Studio album by Plumb
- Released: March 25, 2003
- Studio: The Bennett House and Langley Studios (Franklin, Tennessee); Curb Studios, Ivy Park Studios The Maxwell House (Nashville, Tennessee);
- Genre: Pop; Rock;
- Length: 41:05
- Label: Curb
- Producer: Shaun Shankel; Jay Joyce; Jimmy Collins; Plumb;

Plumb chronology
| The Best of Plumb (2000) | Beautiful Lumps of Coal (2003) | Simply Plumb (2005) |

Singles from Beautiful Lumps of Coal
- "Free" Released: 2003; "Real" Released: 2004; "Boys Don't Cry" Released: 2004; "Sink N' Swim" Released: 2004;

= Beautiful Lumps of Coal =

Beautiful Lumps of Coal is the third album by Christian singer Plumb. After undergoing many member changes, a record label change and marriage, Tiffany Arbuckle Lee decided to go solo.
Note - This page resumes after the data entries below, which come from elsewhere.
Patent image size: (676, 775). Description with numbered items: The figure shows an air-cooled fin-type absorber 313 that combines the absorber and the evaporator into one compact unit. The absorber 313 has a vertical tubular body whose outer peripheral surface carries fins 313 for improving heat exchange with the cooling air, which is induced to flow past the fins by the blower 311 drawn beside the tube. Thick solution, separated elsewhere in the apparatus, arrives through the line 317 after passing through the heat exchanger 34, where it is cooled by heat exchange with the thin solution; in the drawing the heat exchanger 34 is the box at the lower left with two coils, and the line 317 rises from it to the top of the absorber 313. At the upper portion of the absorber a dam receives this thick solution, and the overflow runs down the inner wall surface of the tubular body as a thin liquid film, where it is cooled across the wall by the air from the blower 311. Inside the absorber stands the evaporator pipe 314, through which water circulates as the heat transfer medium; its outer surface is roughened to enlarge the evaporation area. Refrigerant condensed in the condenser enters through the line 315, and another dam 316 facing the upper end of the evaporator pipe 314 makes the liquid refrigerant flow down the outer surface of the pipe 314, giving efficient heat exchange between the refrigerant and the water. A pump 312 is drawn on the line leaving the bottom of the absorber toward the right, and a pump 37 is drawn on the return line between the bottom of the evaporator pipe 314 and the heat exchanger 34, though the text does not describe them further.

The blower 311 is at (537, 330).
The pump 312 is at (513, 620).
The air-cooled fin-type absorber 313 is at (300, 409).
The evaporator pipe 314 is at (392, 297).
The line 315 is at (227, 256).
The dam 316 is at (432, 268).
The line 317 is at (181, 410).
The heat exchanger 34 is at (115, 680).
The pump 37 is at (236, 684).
This release features the songs "Real", "Sink-N-Swim", "Free" and "Boys Don't Cry".

Professional ratings
Review scores
| Source | Rating |
| Artistdirect | Star |
| Jesus Freak Hideout | Star |
| Cross Rhythms | Star |
| The Phantom Tollbooth | Star |

==Track listing==
1. "Free" (Tiffany Arbuckle Lee, Matt Bronleewe) – 3:29
2. "Sink N' Swim" (Lee, Jimmy Collins) – 3:29
3. "Without You" (Lee, Jay Joyce) – 3:31
4. "Boys Don't Cry" (Lee, Bronleewe) – 3:48
5. "Hold Me" (Lee, Joyce) – 3:40
6. "Walk Away" (Lee, Bronleewe) – 3:28
7. "Taken" (Lee, Shaun Shankel, Kyle Jacobs) – 4:15
8. "Nice Naïve and Beautiful" (Lee) – 4:15
9. "Unnoticed" (Lee, Collins) – 3:08
10. "Real" (Lee, Christa Wells) – 3:42
11. "Love'em & Kiss'em" (Brandon Arbuckle) – 0:21
12. "Go" (Lee, Wells) – 3:52

===Singles===
- "Free" (2003)
- "Sink N' Swim" (2004)
- "Real" No. 30 Billboard Adult Top 40 (2004)

== Personnel ==
- Plumb – vocals, acoustic piano
- Shaun Shankel – programming, string arrangements
- Jimmy Collins – acoustic piano, programming, string programming, arrangements
- Jay Joyce – Fender Rhodes, Hammond organ, programming, guitars
- Paul Moak – Fender Rhodes, guitars, pedal steel guitar, sitar
- Kyle Jacobs – acoustic guitar
- Tracy Ferrie – bass
- Michael Caton Jones – drums
- Marissa Barkey – violin
- Brandon Arbuckle – vocals

The Nashville String Machine
- David Angell, David Davidson, Conni Ellisor, Carl Gorodetzky, Jim Grosjean, Jack Jezioro, Lee Larrison, Bob Mason, Carol Neuen-Rabinowitz, Pamela Sixfin, Gary Vanosdale, Mary Kathryn Vanosdale and Kristin Wilkinson – string players

=== Production ===
- Jeremy Lee – executive producer
- Bryan Stewart – executive producer
- Jay Joyce – producer, engineer
- Jimmy Collins – producer
- Plumb – producer, assistant producer, wardrobe
- Shaun Shankel – producer
- Brandon Arbuckle – engineer
- Jason Hall – engineer
- Skye McCaskey – engineer
- Craig White – engineer
- Casey Wood – engineer
- David Thoener – mixing
- Leslie Richter – assistant engineer
- Jeffrey Fernandez – mix assistant
- Jim Lightman – Pro Tiools, digital editing
- George Marino – mastering at Sterling Sound (New York, NY)
- Glenn Sweitzer – art direction, design
- Danny Clinch – photography
- Gabriel Trujillo – hair stylist, make-up
- Trish Townsend – wardrobe

==Chart performance==

| Week # | Heatseekers | Contemporary Christian |
|---|---|---|
| 1 | 33 | 32 |

==Cover==
"Boys Don't Cry" was translated into French by Elsa Lunghini, as "Pour une vue du paradis", and released on her fifth studio album, De lave et de sève (2004).